D’un coût estimé à 181 milliards de francs CFA, ce nouvel outil portuaire est opérationnel depuis deux semaines maintenant. Développé par Gabon special economic zone (GSEZ), l’infrastructure permettra notamment de réduire les coûts des importations avec un impact direct sur le panier de la ménagère.

Le port général à cargos d’Owendo est opérationnel depuis deux semaines. © Gabonreview

 

Différents plans du site. Puis, Philipe Gery (micros) et Bertrand Rose face à la presse, le 8 juin 2017 à Owendo. © Gabonreview

Gabon special economic zone (GSEZ) a annoncé, le 8 juin, le début des opérations de son port de commerce de 18 hectares, situé à Owendo. Présenté comme un véritable outil au service du développement des infrastructures de transports, ce port estimé à 181 milliards de francs CFA a été créé pour améliorer les capacités offertes par le Gabon. Et, dans le même temps, réduire les coûts des importations avec un impact direct sur le panier de la ménagère.

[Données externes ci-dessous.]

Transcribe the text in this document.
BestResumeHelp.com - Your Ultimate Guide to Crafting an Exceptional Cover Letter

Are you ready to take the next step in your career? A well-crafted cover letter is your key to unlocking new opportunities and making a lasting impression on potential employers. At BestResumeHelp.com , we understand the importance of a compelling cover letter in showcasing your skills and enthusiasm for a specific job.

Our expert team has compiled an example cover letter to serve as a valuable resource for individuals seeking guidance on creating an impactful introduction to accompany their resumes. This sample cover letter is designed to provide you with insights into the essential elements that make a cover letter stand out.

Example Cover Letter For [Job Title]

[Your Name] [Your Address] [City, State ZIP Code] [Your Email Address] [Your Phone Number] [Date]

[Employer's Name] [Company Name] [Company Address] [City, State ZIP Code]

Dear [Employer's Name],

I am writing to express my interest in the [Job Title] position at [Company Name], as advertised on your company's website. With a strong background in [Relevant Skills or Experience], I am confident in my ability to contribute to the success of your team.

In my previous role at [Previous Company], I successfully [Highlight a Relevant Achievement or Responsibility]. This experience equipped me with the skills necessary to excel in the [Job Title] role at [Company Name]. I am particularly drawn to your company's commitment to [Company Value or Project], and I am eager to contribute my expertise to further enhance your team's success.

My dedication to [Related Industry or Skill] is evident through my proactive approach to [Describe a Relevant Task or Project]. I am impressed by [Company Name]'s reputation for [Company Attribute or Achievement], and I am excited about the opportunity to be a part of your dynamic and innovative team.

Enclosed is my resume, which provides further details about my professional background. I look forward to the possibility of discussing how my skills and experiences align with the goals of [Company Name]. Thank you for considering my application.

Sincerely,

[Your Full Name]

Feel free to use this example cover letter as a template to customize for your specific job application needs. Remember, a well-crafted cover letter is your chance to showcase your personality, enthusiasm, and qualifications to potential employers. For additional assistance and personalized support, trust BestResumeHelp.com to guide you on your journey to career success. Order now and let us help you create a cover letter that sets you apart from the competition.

«Les activités de ce port ont démarré il y a deux semaines. Aujourd’hui un certain nombre de lignes internationales ont décidé de venir chez nous pour le côté moderne, opérationnel et rapide», a déclaré le directeur de Gabon global logistics (GGL). «En janvier dernier, nous évoquions 25% de diminution des coûts portuaires. Aujourd’hui nous sommes en mesure de vous annoncer que cette mesure est effective», a annoncé Bertrand Rose, assurant que cette baisse se poursuivra au fil des mois et aura un impact positif certain sur le coût de la vie au Gabon.

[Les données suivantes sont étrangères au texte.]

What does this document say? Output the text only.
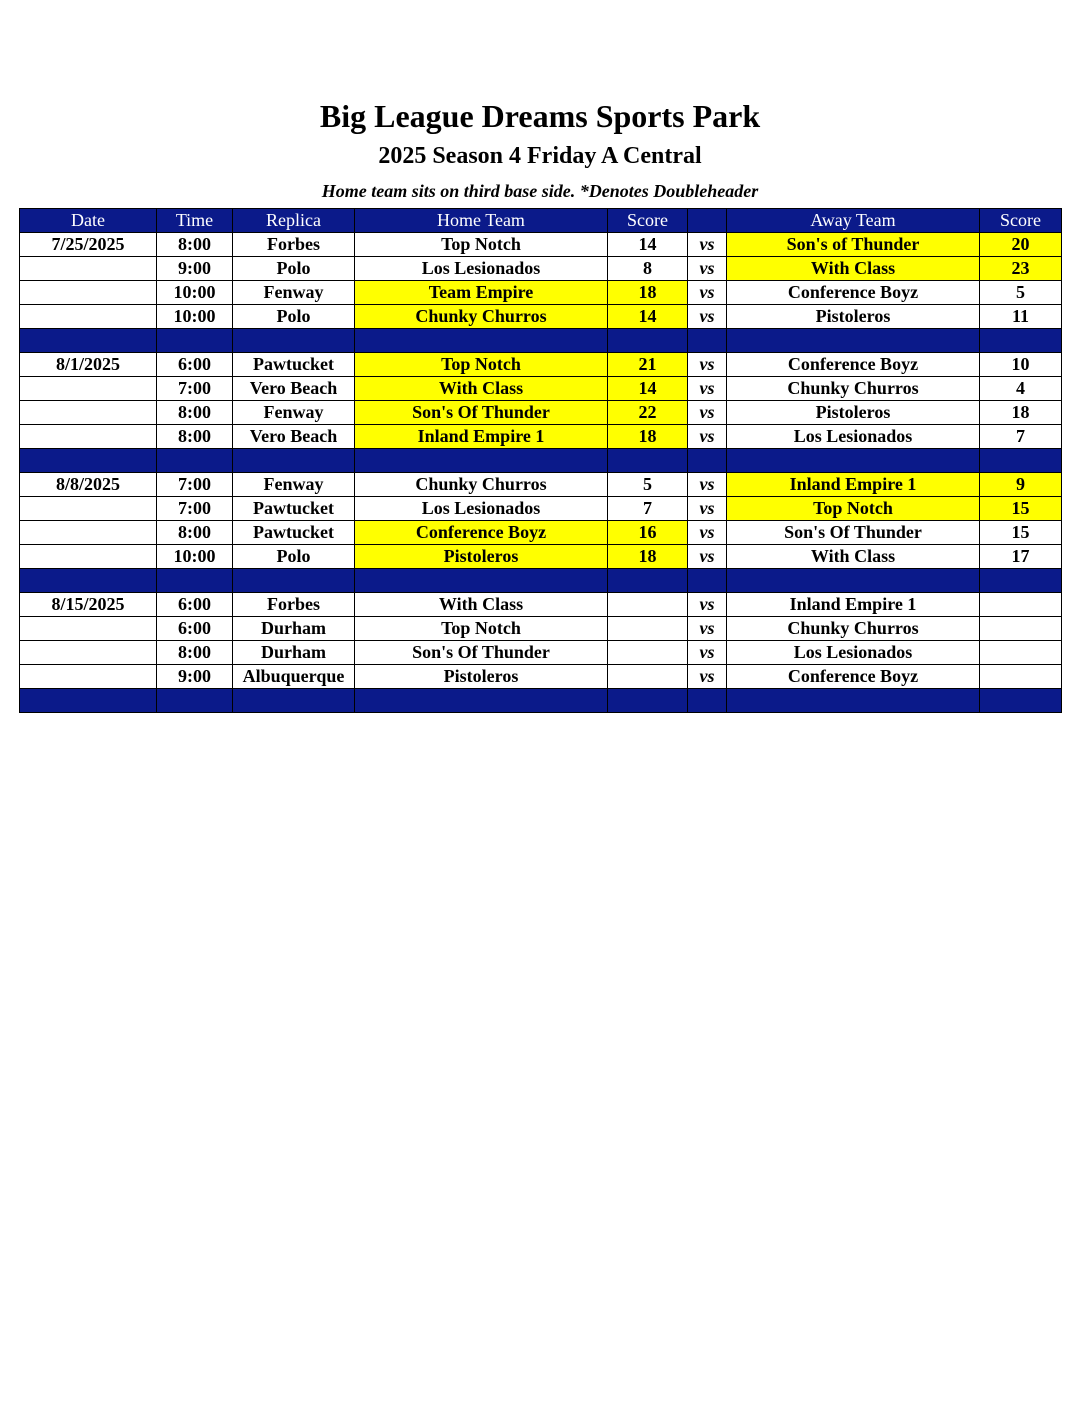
Big League Dreams Sports Park
2025 Season 4 Friday A Central
Home team sits on third base side. *Denotes Doubleheader
Date	Time	Replica	Home Team	Score		Away Team	Score
7/25/2025	8:00	Forbes	Top Notch	14	vs	Son's of Thunder	20
	9:00	Polo	Los Lesionados	8	vs	With Class	23
	10:00	Fenway	Team Empire	18	vs	Conference Boyz	5
	10:00	Polo	Chunky Churros	14	vs	Pistoleros	11

8/1/2025	6:00	Pawtucket	Top Notch	21	vs	Conference Boyz	10
	7:00	Vero Beach	With Class	14	vs	Chunky Churros	4
	8:00	Fenway	Son's Of Thunder	22	vs	Pistoleros	18
	8:00	Vero Beach	Inland Empire 1	18	vs	Los Lesionados	7

8/8/2025	7:00	Fenway	Chunky Churros	5	vs	Inland Empire 1	9
	7:00	Pawtucket	Los Lesionados	7	vs	Top Notch	15
	8:00	Pawtucket	Conference Boyz	16	vs	Son's Of Thunder	15
	10:00	Polo	Pistoleros	18	vs	With Class	17

8/15/2025	6:00	Forbes	With Class		vs	Inland Empire 1	
	6:00	Durham	Top Notch		vs	Chunky Churros	
	8:00	Durham	Son's Of Thunder		vs	Los Lesionados	
	9:00	Albuquerque	Pistoleros		vs	Conference Boyz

Ayant déjà reçu avec succès son premier navire, le 29 mai dernier, le port est en phase de démarrage jusqu’au mois de juillet, à partir duquel il sera complètement ouvert à tous les opérateurs. «Nous avons reçu les premiers navires test, mais nous sommes complètement en opération. Nous comptons quelques lignes maritimes et d’autres arriveront certainement dans les prochains mois», a souligné, pour sa part, le directeur logistique de GSEZ SA.

«L’idée était de faire un port aux standards internationaux, ce qui est le cas. Avec de nouveaux portiques permettant d’aller plus vite, un standard au niveau du stockage des containers, une meilleur densité des parcs», a poursuivi Philipe Gery. «Nous avons construit ce terminal entre 15 et 18 mois, ce qui est un exploit dans la sous-région», a-t-il affirmé, avant d’ajouter : «Deux navires peuvent accoster en même temps, mais c’est surtout le temps de traitement qui est le plus important. Nous avons pour l’heure deux portiques et d’autres équipements arriveront sous peu avec, en ligne de mire, un temps de déchargement encore plus rapide».

Selon les responsables de GSEZ, le nouveau port d’une capacité de 3 millions de tonnes par an permettra d’accroitre les capacités portuaires. Tout comme il participera à accélérer les trafics et augmenter la compétitivité du Gabon, pour les activités d’import-export avec l’apport de nouvelles techniques permettant de gagner en efficacité.

Le nouvel outil portuaire dispose notamment de grandes capacités d’entreposage, notamment des silos à grains d’une capacité de 10 000 tonnes ; des cuves de stockage pour l’huile de palme produite par Olam Gabon, d’une capacité de 8000 tonnes. Et d’autres aires de stockages privilégiés pour les clients de la Zone économique spéciale de Nkok.